While some of the aims of the resulting legislation are laudable – such as a requirement for the protection of animals and other sea creatures, and the insistence that anything dug up in international waters should be for the benefit of all mankind – the fingerprints of the anti-colonialists are hard to miss. For every licence to drill the ISA hands out to a big corporation or major power – usually for 750,000 square kilometres at a time – an equally sized, equally promising slice of seabed must be given to a minor country. Thus, superpowers like China that actually have the money, talent and ability to harvest critical minerals, find themselves holding as much promising territory as microstates like Nauru, Tonga and Samoa, many of whom have long held up drilling efforts. (The US, uniquely among major powers, is prevented from claiming any stakes in the CCZ, since Washington refuses to ratify the UN Law of the Sea – ironically, because of a dispute about deep sea mining. Instead, American companies buy the rights to mine in British claims). Arguments for and against have dragged on for nearly fifty years now: a real-life mineral version of Jarndyce v Jarndyce. In a quest to ensure fairness, mankind may have missed an enormous – and time-critical – opportunity to switch away from fossil fuels. Rarely have well-intentioned talking shops had such potentially dire impacts.
What you make of the arguments for and against drilling in the CCZ depends on your priorities. What is more important – making the bold leap to clean energy, or preserving the status quo, however unsustainable in the long run, from fear that the alternative might be worse? Those opposed to mining – France, Canada, Portugal, Spain, Mexico, and many of the smaller Pacific islands – argue that the environmental impact of trawling up the metals in the CCZ is poorly understood, and potentially catastrophic. (Indeed, some 5,000 new species have been discovered in the CCZ alone). Supporters of mining – including the UK, Norway, China, Japan, Russia and (unofficially) the US – argue that the pressing need for critical minerals to stave off the worst impacts of climate change outweighs the environmental impact of their extraction. Terrestrial supplies are dwindling, and have their own consequences: why, some ask, is it worse to hoover up rocks from the seabed than it is to strip-mine away whole jungles? The most ardent proponents of deep-sea mining privately complain of being held up by small minds in small countries – but, thankfully, progress is being made. This year will be, if you will pardon the pun, critical.

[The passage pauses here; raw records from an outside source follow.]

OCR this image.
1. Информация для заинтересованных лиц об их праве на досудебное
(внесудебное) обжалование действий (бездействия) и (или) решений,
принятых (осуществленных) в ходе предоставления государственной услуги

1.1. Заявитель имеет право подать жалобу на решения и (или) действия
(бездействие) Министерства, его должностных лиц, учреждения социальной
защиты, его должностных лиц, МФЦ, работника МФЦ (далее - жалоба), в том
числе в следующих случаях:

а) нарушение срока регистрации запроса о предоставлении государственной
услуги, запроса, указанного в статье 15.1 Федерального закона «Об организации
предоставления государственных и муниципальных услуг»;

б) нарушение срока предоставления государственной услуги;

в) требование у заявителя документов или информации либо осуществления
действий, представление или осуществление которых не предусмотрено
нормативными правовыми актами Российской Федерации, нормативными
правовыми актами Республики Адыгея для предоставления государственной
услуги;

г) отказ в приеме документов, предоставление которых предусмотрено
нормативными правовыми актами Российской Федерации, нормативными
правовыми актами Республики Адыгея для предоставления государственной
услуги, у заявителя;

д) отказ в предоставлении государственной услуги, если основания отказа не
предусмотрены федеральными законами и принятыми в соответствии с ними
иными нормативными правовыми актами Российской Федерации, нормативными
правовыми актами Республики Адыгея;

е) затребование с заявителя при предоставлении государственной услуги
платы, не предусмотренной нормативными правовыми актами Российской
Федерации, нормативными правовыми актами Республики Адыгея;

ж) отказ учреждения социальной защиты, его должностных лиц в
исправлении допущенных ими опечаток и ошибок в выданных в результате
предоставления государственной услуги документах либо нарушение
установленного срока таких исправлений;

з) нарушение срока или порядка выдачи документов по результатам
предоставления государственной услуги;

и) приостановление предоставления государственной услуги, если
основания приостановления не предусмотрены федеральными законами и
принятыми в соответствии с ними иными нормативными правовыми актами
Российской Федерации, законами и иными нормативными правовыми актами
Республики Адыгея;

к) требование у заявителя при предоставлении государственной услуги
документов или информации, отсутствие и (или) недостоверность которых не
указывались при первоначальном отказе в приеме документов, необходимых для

The ISA is decidedly liberal about handing out licenses for research – every single one of the 31 applications made to explore the seabed so far has been approved – but mining and extraction are another question. Despite half a century of stalling and talking, no clear regulations actually exist. The most recent effort to start mining, made by Nauru at the behest of The Metals Company, which has rented the rights to their seabed stake, was spiked by nearby Tonga – ostensibly on environmental grounds. This triggered a two-year waiting period, during which the ISA is required to draw up rules for deep-sea mining. The moratorium expires this summer, and those who follow critical minerals closely are holding their breath to see what happens next. So should everyone with an interest in the transition to clean energy. The fate of the world really just might hang on a few tiny island nations, a UN quango, and a handful of companies with the technology to change the world.